Il Supremo Consesso amministrativo precisa che Il procedimento di spesa di un ente pubblico comporta, infatti, l’assunzione dell’impegno in quanto strettamente collegato al sorgere di un obbligo di pagare somme certe a creditori individuati, indipendentemente dall’esistenza di una specifica previsione di bilancio (cfr. Corte dei conti, Sezione I appello, sent. 18.01.2016, n. 22/2016).

Va aggiunto che, in base al disposto di cui all’art. 34, della L. 31.12.2009, n. 196, ai fini della valida assunzione dell’impegno di spesa, costituisce necessario presupposto anche la successiva approvazione del contratto, laddove prevista (cfr. Corte dei conti, Sezione Centrale di Controllo di Legittimità su Atti del Governo e delle Amministrazioni dello Stato, delibera n. SCCLEG/15/2012/PREV).

In assenza di impegno, la procedura di esecuzione dell’obbligazione non può essere completata, determinandosi l’impossibilità per l’amministrazione di adempiere.

Difatti, con la prenotazione di spesa, l’amministrazione si limita a dare atto che nel bilancio sono state previste e prenotate le risorse necessarie per l’acquisizione della fornitura e che ci si riserva di procedere all’impegno a seguito della stipula con l’aggiudicatario, senza in ogni caso potersi legittimare il completamento della procedura di spesa sino a che il titolo per l’impegno non sia completamente maturato (cfr. delibera Sezione regionale di controllo per la Campania, n. 77/2018/PAR).

Tanto premesso, il titolo giuridico alla base dell’impegno definitivo della spesa non è il provvedimento di aggiudicazione, ma solo ed esclusivamente il contratto.

Al riguardo, l’art. 17, c. 6, del D.Lgs. n. 36 /23 è chiaro nello statuire che “L’aggiudicazione non equivale ad accettazione dell’offerta.

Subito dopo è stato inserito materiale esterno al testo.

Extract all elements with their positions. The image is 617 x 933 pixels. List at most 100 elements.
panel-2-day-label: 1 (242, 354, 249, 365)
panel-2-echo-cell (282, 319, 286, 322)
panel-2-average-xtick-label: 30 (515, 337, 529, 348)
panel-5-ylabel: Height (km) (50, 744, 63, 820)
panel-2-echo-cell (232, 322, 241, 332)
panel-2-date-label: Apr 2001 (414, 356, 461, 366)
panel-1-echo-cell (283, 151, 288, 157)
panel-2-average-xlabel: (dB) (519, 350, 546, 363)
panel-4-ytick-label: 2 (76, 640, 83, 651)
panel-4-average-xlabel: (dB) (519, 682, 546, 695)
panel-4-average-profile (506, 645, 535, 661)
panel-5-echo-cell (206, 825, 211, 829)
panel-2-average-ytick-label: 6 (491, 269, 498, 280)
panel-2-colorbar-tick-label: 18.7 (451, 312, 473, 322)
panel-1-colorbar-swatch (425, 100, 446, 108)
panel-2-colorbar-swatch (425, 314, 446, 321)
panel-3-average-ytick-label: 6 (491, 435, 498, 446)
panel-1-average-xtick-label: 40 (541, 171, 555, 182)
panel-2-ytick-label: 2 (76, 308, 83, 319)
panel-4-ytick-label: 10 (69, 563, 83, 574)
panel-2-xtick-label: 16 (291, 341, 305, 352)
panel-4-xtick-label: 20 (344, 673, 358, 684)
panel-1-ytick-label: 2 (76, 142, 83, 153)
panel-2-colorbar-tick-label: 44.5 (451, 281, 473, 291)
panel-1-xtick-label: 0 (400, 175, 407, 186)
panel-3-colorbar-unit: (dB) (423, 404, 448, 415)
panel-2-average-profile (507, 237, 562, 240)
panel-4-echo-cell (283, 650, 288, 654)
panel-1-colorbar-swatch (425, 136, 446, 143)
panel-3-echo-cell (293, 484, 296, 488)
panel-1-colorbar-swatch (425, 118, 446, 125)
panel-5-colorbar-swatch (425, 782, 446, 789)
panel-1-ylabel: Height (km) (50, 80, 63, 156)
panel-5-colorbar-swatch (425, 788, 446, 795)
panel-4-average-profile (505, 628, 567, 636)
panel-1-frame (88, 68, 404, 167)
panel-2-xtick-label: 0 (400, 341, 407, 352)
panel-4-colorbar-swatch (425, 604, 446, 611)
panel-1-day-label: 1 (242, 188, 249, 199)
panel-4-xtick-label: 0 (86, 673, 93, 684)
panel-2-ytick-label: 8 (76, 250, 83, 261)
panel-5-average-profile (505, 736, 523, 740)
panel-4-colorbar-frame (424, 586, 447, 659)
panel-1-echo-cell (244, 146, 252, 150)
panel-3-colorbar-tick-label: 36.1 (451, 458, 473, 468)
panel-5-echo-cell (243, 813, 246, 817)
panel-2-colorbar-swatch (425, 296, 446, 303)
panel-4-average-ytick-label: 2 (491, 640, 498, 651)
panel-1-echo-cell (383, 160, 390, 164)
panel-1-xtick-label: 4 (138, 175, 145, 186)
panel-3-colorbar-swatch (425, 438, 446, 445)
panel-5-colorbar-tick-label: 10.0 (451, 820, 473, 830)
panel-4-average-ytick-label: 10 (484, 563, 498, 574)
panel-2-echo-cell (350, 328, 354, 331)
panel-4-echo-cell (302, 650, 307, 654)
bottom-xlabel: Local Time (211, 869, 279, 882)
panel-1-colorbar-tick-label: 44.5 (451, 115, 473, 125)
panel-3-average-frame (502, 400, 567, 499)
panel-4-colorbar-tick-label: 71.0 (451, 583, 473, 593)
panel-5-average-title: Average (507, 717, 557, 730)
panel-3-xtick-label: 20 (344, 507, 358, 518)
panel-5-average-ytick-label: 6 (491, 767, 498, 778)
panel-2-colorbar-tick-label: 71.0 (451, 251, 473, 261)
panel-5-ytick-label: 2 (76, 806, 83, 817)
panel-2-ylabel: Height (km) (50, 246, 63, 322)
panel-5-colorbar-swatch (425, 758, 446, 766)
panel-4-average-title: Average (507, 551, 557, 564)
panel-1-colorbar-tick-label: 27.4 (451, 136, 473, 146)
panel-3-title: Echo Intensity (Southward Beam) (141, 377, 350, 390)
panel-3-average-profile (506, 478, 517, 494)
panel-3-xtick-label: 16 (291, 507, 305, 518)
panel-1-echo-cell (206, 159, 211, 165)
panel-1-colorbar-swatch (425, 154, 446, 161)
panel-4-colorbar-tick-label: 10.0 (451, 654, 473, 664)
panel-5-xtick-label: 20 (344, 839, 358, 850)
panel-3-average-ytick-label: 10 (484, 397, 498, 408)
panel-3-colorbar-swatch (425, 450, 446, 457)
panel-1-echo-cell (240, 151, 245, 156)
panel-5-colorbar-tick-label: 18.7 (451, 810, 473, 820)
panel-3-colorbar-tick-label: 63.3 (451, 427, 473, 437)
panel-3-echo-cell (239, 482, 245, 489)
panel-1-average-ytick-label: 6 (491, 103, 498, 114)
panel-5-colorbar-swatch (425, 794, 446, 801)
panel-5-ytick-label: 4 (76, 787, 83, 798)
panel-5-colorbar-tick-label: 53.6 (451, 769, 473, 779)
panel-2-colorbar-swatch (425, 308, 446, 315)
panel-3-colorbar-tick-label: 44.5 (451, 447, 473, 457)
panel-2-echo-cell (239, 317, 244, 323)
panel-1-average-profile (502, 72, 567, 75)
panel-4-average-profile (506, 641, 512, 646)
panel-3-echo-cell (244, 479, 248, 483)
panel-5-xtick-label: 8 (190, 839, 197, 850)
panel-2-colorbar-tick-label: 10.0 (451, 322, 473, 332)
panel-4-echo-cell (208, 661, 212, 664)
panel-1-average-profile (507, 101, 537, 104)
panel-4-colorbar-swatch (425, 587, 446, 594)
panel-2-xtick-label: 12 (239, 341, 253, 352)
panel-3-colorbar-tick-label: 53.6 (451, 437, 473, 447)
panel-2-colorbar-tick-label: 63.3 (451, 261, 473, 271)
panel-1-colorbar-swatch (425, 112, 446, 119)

L’offerta dell’aggiudicatario è irrevocabile fino al termine stabilito per la stipulazione del contratto”.

Se con l’aggiudicazione non si ha l’accettazione dell’offerta, la diretta conseguenza è che l’aggiudicazione non equivale al perfezionamento del vincolo contrattuale.

Tale conclusione trova conferma anche nell’art. 17, c. 7, del codice dei contratti pubblici, il quale prevede che “Una volta disposta l’aggiudicazione, il contratto è stipulato secondo quanto previsto dall’articolo 18”.

In conclusione, è solo con il contratto che si verifica quanto previsto dall’articolo 183, comma I, TUEL, determinandosi un’obbligazione “giuridicamente perfezionata”, in relazione alla quale “è determinata la somma da pagare, determinato il soggetto creditore, indicata la ragione e la relativa scadenza”.

Tali considerazioni mostrano, dunque, chiaramente come l’impegno di spesa non può costituire un requisito di efficacia del provvedimento amministrativo di aggiudicazione, essendo geneticamente alla successiva fase di approvazione del contratto.